This piece was first published in The Australian.
It's the slow grind of the criminal justice system on Aboriginal and Torres Strait Islander people played out in Australian courts every day.
I'm in the Cairns Magistrates Court and the first case is a man who breached his bail conditions by reporting to the police station an hour away at Mossman instead of at Cairns. He had asked, via his lawyer, to change his reporting but the police refused and when they told him he had to go to Cairns instead, he got angry, created a scene and was charged with breaching bail and public nuisance.
After two days locked in police cells, his case comes up and he pleads guilty. His Aboriginal legal service lawyer says his Centrelink income is about $240 a week. The magistrate fines him $400 and knowing he can't pay, tells him he can apply to convert the fine to community work. Under Queensland law, he'll also have to pay an automatic $100 offender levy.
The next man, a father of six with a serious hearing impairment, is charged with drinking in public and assaulting police after he struck at the arm of a police officer who tried to take his wine.
No one can understand his garbled response when the magistrate asks him how he pleads. He has a history of drinking and public order offences. His Centrelink income is about $300 a week and he's fined $600. I doubt he heard or understood a word said in the entire hearing. He'll also have to pay the $100 offender levy.
The magistrate is white. The police prosecutor is white. All the people waiting to plead guilty, except for one, are black.
I sit through a handful of cases that reinforce the conclusion that the court is going through the motions, applying inflexible orders with escalating consequences that do nothing to address the causes of crime in disadvantaged, often chaotic lives.
There is an underlying certainty that the same people will reappear in court for more of the same inflexible approaches and many will end up in police cells or jail. There must be a better way - and there is.
Across the country, new justice approaches are steering offenders towards productive, crime-free lives.
Melbourne's Neighbourhood Justice Centre puts housing, mental health, financial counselling and drug and alcohol programs at the court's disposal. Combined with flexible new community corrections orders, the court can tailor orders to individuals to address the causes of offending.
Given community corrections is only 7 per cent of the cost of prison, it's a cost effective way to respond to crime.
More importantly, it's the right way to protect community safety and avoid future victims of crime. An evaluation showed that offenders going through the centre's programs were 14 per cent less likely to offend. A similar program at three other Victorian courts showed a 20 per cent reduction in reoffending. The NSW Drug Court shows even better results with a 37 per cent reduction in reoffending.
You would think that with results like this, rational politicians would be eager to expand these programs. Instead, it's a battle to save them.
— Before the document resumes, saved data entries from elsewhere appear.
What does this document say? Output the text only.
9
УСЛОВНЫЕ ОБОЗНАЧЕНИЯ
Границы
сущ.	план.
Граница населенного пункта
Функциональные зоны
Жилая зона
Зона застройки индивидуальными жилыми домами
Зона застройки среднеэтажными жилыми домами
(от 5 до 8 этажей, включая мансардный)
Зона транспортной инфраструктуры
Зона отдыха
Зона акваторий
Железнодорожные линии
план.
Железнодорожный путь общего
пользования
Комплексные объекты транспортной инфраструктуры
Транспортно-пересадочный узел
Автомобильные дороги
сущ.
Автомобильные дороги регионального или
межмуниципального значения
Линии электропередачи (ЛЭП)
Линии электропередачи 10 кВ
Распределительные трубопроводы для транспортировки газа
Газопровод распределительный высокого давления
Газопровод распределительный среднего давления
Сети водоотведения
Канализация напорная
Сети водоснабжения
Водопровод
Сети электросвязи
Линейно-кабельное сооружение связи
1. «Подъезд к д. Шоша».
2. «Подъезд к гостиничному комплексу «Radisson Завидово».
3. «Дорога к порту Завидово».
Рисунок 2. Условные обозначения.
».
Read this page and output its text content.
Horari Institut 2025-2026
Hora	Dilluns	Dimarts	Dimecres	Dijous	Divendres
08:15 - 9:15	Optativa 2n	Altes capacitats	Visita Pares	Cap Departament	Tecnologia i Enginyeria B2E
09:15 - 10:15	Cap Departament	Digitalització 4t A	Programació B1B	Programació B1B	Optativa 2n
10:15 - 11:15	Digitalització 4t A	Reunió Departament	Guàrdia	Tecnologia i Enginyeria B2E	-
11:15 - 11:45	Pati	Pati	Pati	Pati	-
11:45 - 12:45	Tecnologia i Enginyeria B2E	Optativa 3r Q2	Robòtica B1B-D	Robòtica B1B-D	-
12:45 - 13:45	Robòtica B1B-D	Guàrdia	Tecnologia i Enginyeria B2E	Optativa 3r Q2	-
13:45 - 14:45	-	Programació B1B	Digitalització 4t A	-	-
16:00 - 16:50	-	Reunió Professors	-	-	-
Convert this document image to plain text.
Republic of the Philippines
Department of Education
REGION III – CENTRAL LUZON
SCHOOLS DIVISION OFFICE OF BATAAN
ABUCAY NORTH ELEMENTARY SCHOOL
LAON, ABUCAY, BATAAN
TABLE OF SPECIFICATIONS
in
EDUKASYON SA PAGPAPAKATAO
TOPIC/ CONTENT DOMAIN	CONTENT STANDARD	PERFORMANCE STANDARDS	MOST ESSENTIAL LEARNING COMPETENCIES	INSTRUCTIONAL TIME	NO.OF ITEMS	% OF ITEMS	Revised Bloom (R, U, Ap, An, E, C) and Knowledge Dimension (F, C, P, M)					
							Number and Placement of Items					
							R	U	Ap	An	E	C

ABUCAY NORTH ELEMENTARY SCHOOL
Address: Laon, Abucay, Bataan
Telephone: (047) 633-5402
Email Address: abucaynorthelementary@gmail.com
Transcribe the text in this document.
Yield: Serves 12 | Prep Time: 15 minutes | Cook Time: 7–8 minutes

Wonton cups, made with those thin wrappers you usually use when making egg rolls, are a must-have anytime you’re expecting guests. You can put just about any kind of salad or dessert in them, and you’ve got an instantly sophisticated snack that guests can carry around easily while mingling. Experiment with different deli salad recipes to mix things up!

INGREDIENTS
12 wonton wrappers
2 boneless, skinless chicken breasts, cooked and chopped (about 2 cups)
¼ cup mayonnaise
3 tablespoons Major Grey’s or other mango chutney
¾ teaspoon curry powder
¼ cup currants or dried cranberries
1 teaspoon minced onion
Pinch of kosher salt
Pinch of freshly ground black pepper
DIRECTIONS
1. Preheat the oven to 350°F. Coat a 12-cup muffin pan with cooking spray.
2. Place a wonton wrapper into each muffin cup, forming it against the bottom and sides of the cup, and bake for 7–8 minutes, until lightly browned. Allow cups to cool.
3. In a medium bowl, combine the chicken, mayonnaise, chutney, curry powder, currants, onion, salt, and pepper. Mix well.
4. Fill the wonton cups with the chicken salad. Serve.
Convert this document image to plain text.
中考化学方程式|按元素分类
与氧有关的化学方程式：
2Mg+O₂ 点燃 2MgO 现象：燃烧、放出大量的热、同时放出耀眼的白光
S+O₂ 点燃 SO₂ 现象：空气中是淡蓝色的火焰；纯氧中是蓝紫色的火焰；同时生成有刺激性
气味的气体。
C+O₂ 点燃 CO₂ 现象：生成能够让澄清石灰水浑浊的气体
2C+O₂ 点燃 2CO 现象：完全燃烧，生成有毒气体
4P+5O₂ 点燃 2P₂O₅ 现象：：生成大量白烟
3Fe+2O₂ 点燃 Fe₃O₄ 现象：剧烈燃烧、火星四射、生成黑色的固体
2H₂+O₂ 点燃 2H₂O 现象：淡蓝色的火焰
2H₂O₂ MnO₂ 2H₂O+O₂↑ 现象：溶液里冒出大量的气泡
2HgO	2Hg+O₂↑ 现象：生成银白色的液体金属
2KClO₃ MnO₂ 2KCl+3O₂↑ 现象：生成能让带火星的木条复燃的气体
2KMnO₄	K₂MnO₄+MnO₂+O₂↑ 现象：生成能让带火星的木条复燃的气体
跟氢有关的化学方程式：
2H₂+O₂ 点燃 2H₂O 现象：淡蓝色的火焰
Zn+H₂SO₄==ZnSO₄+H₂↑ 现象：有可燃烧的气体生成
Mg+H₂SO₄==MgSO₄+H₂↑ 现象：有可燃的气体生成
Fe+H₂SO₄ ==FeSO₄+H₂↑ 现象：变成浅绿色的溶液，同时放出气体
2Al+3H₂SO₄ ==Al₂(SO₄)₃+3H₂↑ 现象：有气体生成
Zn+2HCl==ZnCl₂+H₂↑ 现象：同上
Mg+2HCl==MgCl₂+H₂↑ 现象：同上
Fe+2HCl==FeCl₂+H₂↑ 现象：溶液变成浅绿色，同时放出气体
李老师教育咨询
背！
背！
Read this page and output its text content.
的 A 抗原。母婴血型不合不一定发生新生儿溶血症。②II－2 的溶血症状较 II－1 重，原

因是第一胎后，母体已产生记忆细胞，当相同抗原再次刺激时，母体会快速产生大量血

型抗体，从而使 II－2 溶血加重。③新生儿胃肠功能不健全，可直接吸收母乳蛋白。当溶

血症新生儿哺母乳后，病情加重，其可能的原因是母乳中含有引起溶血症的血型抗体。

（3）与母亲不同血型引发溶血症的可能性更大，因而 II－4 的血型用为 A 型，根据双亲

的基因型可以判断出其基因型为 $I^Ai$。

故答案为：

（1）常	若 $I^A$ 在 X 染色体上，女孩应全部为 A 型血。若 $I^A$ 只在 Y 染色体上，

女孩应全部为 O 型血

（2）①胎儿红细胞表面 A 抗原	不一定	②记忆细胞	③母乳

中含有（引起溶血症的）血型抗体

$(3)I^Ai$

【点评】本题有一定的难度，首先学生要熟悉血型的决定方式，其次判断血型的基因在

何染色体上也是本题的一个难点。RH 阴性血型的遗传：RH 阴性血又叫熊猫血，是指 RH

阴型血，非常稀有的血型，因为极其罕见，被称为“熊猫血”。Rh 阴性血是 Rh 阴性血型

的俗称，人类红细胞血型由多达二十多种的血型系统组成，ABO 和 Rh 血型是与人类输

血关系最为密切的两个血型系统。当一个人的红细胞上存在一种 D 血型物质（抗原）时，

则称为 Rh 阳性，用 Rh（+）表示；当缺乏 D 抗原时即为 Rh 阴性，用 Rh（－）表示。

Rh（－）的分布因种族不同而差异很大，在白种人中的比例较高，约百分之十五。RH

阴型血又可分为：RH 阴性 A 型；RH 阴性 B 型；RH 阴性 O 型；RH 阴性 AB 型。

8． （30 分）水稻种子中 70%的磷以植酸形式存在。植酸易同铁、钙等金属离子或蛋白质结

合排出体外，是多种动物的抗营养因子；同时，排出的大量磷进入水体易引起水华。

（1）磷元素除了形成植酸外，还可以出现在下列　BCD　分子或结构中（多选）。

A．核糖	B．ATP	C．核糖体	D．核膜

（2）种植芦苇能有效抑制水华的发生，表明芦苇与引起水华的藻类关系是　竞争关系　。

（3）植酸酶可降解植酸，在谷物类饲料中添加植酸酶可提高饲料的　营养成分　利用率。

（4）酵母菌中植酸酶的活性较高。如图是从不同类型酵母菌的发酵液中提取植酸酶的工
Last year, the Queensland government abolished its successful Drug, Murri and Special Circumstances Courts and the Northern Territory government recently did the same to its specialist drug and alcohol court. Both governments ramped up so-called "tough on crime" initiatives.
It seems it's easier to abandon evidence about what works in favour of lazy, non-solutions with labels like "name and shame", "boot camp" and "three strikes" that are perceived to be popular with voters.
The stakes are high, and nowhere more so than in indigenous imprisonment.
Aboriginal and Torres Strait Islander people are 15 times more likely to be in jail. An Aboriginal man is more likely to be in jail than enrolled in higher education. While Aboriginal education is improving, Aboriginal imprisonment rates are getting worse, increasing 52 per cent over the past decade; 74 per cent of Aboriginal prisoners have been in jail before and behind each jail sentence lies a irreversible trail of damage to victims, families and communities.
The US has made the mistakes of over-imprisonment, particularly of African-Americans and Hispanics. With bipartisan support, many states are looking at new approaches, like justice reinvestment, to break the cycle.
Justice reinvestment aims to divert blunt prison spending towards cost-effective programs that cut crime such as drug courts, substance abuse programs and prisoner education and transition services.
Evidence from the US shows great promise in reducing prison costs and crime at the same time and US Attorney-General Eric Holder's recent comments show high-level support for the approach.
Tony Abbott's promise of being a "Prime Minister for Aboriginal Affairs" didn't start well, with announced cuts of $42 million to Aboriginal legal services. If Aboriginal people can't access decent legal representation they are more likely to go to jail and for longer.
But the Coalition has shown a willingness to introduce Closing the Gap justice targets that commit government to reducing Aboriginal imprisonment.
With leadership on justice reinvestment, working in partnership with the states, the Abbott government could prevent crime, reduce the Aboriginal jail population and cut our $3 billion annual prison bill at the same time. That would be an agenda worth pursuing.